Statistical Analysis
Separate analysis of variance (ANOVA) models were performed to compare sociodemographic parameters between the three Fried frailty groups. To explore differences in gait performance parameters among frailty categories, univariate ANOVA models were used with each gait performance parameter as the dependent variable, and the Fried frailty categories (non-frail and pre-frail/ frail) as the independent variable. Subsequently, gait performance parameters were used in a single multivariable nominal logistic model to assess the association between frailty categories and DPA gait performance parameters. In this model we combined pre-frail and frail groups, due to the limited number of frail participants.
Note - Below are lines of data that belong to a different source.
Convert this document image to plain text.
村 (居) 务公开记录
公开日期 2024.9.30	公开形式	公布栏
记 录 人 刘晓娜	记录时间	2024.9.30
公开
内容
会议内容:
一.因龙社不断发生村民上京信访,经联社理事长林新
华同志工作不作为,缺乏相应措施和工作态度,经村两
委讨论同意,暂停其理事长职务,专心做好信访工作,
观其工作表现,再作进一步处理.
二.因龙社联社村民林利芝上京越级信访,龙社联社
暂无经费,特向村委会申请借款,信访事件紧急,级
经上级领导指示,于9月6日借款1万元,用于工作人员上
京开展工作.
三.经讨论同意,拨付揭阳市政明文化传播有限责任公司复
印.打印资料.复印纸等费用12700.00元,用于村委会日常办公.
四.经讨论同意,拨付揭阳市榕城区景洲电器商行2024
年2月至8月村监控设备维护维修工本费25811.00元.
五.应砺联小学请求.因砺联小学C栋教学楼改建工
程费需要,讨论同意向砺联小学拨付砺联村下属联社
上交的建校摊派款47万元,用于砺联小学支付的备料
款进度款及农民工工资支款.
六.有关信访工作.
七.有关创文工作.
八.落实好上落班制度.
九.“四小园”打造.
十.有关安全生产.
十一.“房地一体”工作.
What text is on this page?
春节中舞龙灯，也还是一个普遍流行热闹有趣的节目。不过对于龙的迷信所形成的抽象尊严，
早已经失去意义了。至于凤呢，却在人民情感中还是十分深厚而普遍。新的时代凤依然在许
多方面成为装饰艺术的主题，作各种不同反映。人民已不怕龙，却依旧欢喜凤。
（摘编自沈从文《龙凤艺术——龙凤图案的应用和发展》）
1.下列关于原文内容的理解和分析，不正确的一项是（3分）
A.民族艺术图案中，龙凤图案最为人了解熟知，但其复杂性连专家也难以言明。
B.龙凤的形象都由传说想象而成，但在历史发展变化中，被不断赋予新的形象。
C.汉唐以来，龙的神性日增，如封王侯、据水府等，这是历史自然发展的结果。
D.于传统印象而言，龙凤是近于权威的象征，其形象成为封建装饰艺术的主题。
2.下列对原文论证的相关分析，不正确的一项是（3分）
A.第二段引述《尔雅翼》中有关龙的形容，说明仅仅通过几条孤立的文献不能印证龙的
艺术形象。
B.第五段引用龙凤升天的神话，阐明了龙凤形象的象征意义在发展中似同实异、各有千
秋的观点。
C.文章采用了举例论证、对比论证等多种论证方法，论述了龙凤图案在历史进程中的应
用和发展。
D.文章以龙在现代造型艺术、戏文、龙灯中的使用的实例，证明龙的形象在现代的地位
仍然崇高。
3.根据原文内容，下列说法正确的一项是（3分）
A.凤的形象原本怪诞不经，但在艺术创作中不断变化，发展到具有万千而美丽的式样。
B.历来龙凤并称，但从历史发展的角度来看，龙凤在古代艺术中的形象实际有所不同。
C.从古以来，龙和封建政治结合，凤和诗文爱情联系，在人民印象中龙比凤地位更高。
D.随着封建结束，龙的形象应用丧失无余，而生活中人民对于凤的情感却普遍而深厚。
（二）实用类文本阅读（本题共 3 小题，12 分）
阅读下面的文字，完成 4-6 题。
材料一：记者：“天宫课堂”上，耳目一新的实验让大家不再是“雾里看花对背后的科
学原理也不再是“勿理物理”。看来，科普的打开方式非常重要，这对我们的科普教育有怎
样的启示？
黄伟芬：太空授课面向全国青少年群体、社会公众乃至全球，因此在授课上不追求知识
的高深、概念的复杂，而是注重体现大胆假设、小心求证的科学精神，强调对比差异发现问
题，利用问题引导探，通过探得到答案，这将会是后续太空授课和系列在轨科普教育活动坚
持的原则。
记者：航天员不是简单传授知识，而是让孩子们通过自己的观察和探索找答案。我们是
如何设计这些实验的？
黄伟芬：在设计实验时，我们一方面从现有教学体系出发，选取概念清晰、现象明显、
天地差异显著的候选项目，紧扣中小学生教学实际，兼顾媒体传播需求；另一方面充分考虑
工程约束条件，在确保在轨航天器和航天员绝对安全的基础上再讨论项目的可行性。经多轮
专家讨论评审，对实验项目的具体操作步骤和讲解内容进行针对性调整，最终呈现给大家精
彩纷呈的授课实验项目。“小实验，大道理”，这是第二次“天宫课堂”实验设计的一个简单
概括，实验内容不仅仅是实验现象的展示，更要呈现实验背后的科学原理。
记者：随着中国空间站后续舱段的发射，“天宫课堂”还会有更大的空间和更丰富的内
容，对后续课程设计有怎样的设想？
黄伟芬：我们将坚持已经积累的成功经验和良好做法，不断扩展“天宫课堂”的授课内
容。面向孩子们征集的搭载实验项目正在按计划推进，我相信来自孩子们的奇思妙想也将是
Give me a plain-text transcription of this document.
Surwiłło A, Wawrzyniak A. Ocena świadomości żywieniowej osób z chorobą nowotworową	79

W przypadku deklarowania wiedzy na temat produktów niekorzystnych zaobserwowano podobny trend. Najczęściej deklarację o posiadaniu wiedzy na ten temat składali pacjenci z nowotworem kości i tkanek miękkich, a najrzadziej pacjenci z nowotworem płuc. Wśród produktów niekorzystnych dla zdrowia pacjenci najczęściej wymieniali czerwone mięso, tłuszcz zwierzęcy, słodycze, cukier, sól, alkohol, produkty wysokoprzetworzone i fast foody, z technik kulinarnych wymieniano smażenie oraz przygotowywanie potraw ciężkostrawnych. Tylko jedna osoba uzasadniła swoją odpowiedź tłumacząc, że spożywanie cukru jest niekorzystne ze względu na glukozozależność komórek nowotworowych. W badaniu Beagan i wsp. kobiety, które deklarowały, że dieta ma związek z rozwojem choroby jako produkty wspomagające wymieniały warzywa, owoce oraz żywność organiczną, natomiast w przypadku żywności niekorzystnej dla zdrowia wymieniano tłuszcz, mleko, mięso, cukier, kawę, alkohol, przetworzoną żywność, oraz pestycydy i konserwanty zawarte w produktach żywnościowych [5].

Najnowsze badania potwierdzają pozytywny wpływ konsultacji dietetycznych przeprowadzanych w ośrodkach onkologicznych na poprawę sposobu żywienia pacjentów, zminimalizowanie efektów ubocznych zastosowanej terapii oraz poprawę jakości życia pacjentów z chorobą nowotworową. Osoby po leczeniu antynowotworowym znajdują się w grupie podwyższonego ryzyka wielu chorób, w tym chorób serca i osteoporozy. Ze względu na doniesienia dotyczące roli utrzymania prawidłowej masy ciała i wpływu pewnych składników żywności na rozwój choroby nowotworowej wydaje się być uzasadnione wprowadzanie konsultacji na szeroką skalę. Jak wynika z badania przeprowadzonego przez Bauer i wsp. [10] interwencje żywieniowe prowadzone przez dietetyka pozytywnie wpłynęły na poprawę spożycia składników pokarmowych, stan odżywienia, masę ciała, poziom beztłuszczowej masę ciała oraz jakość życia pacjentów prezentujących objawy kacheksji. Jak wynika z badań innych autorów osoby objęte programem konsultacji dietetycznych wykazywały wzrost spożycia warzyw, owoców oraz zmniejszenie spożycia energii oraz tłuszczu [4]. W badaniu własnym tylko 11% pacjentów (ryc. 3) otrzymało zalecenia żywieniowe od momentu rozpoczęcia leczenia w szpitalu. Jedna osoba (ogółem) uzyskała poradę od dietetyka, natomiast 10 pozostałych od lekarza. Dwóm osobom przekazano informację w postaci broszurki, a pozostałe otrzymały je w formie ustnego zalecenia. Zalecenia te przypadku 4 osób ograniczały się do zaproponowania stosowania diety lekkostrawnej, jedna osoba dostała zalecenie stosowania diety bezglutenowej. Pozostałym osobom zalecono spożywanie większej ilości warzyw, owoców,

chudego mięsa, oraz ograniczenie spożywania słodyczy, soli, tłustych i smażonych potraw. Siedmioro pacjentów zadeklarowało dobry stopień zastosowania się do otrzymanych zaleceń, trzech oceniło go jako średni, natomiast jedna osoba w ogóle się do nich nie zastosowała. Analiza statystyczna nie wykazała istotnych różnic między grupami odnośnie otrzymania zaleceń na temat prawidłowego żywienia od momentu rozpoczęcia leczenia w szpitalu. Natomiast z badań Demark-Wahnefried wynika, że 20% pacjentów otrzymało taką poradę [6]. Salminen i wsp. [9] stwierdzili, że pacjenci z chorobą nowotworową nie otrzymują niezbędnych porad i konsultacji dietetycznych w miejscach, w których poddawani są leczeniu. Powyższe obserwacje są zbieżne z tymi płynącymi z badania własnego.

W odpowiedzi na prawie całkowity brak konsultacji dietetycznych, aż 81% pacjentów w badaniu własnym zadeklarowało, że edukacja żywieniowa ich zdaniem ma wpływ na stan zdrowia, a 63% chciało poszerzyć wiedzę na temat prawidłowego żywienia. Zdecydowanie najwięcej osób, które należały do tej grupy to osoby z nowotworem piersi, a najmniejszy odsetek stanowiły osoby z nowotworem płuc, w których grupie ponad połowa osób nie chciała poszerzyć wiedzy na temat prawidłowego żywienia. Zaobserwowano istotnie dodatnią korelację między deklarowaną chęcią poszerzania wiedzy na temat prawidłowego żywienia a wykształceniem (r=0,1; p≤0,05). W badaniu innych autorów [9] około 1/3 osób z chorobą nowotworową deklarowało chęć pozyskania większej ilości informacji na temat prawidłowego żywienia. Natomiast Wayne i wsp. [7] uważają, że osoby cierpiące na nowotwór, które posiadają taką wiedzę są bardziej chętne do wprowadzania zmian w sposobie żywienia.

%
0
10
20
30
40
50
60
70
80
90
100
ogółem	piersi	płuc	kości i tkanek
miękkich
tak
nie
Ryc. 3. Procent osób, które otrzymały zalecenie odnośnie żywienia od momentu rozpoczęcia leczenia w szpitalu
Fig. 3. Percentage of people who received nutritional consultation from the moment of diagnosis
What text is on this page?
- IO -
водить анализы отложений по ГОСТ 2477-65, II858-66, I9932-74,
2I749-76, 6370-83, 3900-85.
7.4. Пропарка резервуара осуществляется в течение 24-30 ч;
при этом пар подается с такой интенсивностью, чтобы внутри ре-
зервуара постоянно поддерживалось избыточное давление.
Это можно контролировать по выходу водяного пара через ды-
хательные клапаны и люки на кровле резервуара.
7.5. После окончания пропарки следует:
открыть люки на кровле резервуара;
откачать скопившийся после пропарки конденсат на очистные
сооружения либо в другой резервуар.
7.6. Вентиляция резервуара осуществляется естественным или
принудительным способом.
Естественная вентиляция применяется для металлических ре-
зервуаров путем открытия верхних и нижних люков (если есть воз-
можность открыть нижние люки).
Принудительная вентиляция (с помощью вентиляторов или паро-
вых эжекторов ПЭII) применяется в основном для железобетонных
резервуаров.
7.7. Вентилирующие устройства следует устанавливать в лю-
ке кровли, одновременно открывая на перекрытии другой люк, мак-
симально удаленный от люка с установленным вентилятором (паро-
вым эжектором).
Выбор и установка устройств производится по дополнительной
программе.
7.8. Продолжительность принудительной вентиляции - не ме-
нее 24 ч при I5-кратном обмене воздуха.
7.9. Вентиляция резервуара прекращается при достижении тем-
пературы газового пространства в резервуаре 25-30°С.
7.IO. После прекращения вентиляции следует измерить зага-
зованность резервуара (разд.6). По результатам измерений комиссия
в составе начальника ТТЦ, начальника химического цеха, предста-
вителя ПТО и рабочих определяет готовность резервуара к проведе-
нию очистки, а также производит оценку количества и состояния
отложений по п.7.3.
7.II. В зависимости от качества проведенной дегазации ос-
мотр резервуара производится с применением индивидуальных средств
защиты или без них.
The model was developed following these steps: 1) univariate nominal logistic model analysis of the gait performance parameters as independent variables was performed. Gait performance parameters with significant association with frailty were considered for subsequent steps; 2) collinearity between the various gait performance parameters was tested using the variance inflation factor (VIF) index. VIF value greater than 10 represented the presence of collinearity (63); and 3) gait performance and demographic parameters were selected based on Akaike information criterion (AIC) values. Participants who exhibited no 20/30/40/50/60 second continuous walks were automatically categorized as frail in the respective model. All analyses were done using JMP (Version 11; SAS Institute Inc., Cary, NC, USA), and statistical significance was concluded when p<0.05.